Cela résonne tant avec la description de la fête de Jean-Jacques Rousseau dans sa lettre à d’Alembert : « Il est vif et gai, caressant ; son cœur est alors dans ses yeux, comme il est toujours sur ses lèvres ; il cherche à communiquer sa joie et ses plaisirs ; Toutes les sociétés n’en font qu’une, tout devient commun à tous… »

Patrick Le Hyaric

14 septembre 2022

(1)Voir mon livre, Les raisons de la guerre en Ukraine. Pour une sécurité humaine globale.


7 commentaires


Périer Jean Claude 14 septembre 2022 à 13 h 40 min

Juste un truc, sauf si la vue m’a joué un mauvais tour, mais il manque les enfants et le peuple palestinien
Bien fraternellement

alain harrison 22 septembre 2022 à 4 h 21 min

«« La folle guerre de Poutine : la Russie contre l’Ukraine »» La pensée dominante reconduite sans vraie analyse de la vue d’ensemble, par les médiats des milliardaires.

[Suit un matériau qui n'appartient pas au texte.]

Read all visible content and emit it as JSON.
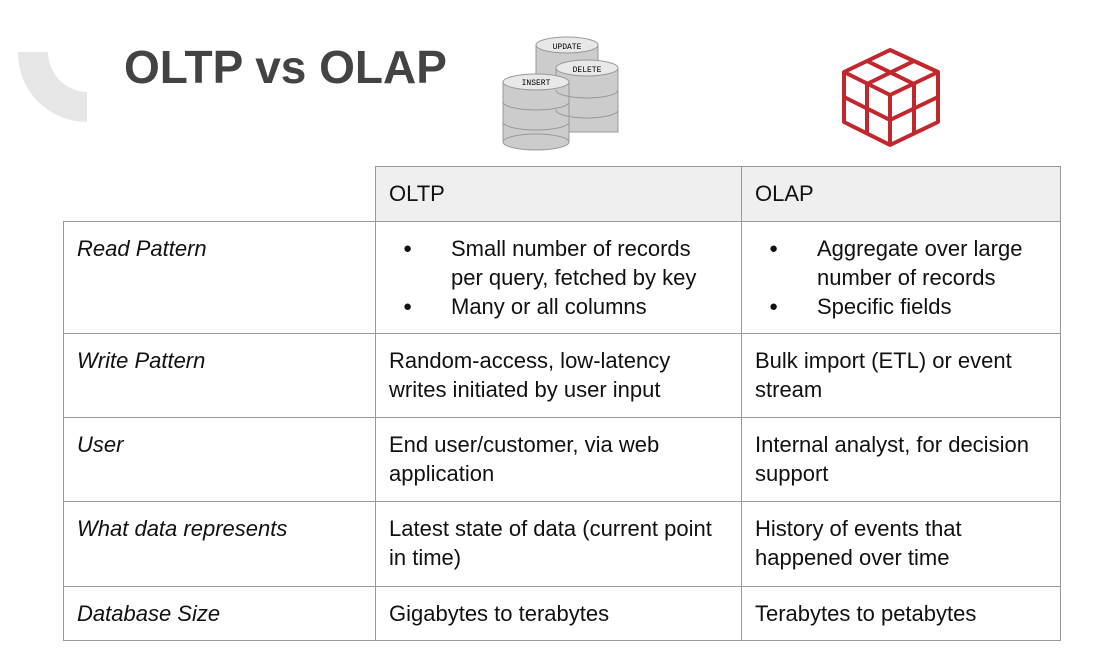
{
  "title": "OLTP vs OLAP",
  "icons": {
    "db_labels": [
      "UPDATE",
      "DELETE",
      "INSERT"
    ]
  },
  "table": {
    "columns": [
      "OLTP",
      "OLAP"
    ],
    "rows": [
      {
        "label": "Read Pattern",
        "cells": [
          [
            "Small number of records per query, fetched by key",
            "Many or all columns"
          ],
          [
            "Aggregate over large number of records",
            "Specific fields"
          ]
        ]
      },
      {
        "label": "Write Pattern",
        "cells": [
          "Random-access, low-latency writes initiated by user input",
          "Bulk import (ETL) or event stream"
        ]
      },
      {
        "label": "User",
        "cells": [
          "End user/customer, via web application",
          "Internal analyst, for decision support"
        ]
      },
      {
        "label": "What data represents",
        "cells": [
          "Latest state of data (current point in time)",
          "History of events that happened over time"
        ]
      },
      {
        "label": "Database Size",
        "cells": [
          "Gigabytes to terabytes",
          "Terabytes to petabytes"
        ]
      }
    ]
  }
}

Et qu’ont affirmé les US au sujet de l’Amérique Latine depuis Allende jusqu’à Maduro: nous ferons crier le Peuple.

Lire l’article mort du liquidateur Gorbatchev par M. Georges Gastaud.

On peut toujours s’appeler communiste ou socialiste ?

La gauche se re-détruit une énième fois. Semble-t’il ?

alain harrison 22 septembre 2022 à 4 h 25 min

«« ……d’un processus communiste »»

Et à commencer par un nouveau paradigme économique, jamais jamais abordé, hélas!

alain harrison 22 septembre 2022 à 4 h 54 min

«« Le racisme, la haine… sont étrangers à l’humanité »»

Loin de la coupe aux lèvres. Dans le siècle dernier, des découvertes et de rares prises de conscience ont été laisser sur le bord de la route, dans le faussé, que même les pontes de la science ont démontré leur trivialité (intérêts obliges).

À lire avec grande attention:

Naissance sans violence , Leboyer contrer la coupure prématuré du cordon ombilical

La première écologie , n’est-ce pas la nôtre (qui pouvons détruire toute vie sur Terre, maintenant). Nous ne savons comment aborder notre condition humaine. Et pourtant en ces temps . de manipulation de l’information à très grande échelle, un tandem ressort, le conditionnement-manipulation, au coeur de chacun. Une alerte ignorée. Une évidence (voir Krishnamurti: le processus conditionnant de la pensée, ce qui nous construit ou détruit, de la naissance à la mort.

alain harrison 22 septembre 2022 à 5 h 18 min

Les idéologies figées, des croyances du passé à celle qui s’ignore comme telle, le capitalisme fondé sur la valeur, n’ont réussi à apaiser les folies de grandeurs (aujourd’hui, exacerber par la compétitivité des premiers de cordé). La start up a remplacé l’individu entrepreneur, l’anonymant, tout comme l’incorporation faisant d’une chose inerte une personne morale.
Aujourd’hui, nous avons commencé à expérimenter l’humain technologisé. La manipulation des virus, où en sommes-nous ?
Conditionné un jeune humain, nous en sommes passé maître, le terrorisme l’a compris (rationnellement parlant)?
Que serait une éducation juste,saine ?

alain harrison 22 septembre 2022 à 5 h 31 min

Le rôle des grands médiats (les GOOgles incluent) sont responsables (responsabilité pénale) de ce qu’ elles colportent.

Car on peut parler de colporter et non d’informer: liberté de la presse ou l’obligation d’informer avec honnêteté et intégrité.

Qui décide des lois ?

alain harrison 22 septembre 2022 à 5 h 42 min

Tant que les Peuples ne seront les maîtres d’oeuvre de leur Constitution, et ne prendront le pouvoir politique (élection), la politique nous bidonnera.
Attention aux idéologies: la carte n’est pas le territoire (Korzybski).
Préparer la Constituante (y participer) constitue par elle-même à de l’auto-éducation, un pas vers l’émancipation. Le libéralisme fut une aide, il est devenu une entrave. Pas question d’un retour à une dictature. Nous avons à comprendre les rouages de notre condition humaine, dont le méta-conditionnement chevauche le conditionnement individuel( ce sont des mots, attention).
Le questionnement au lieu des opinions.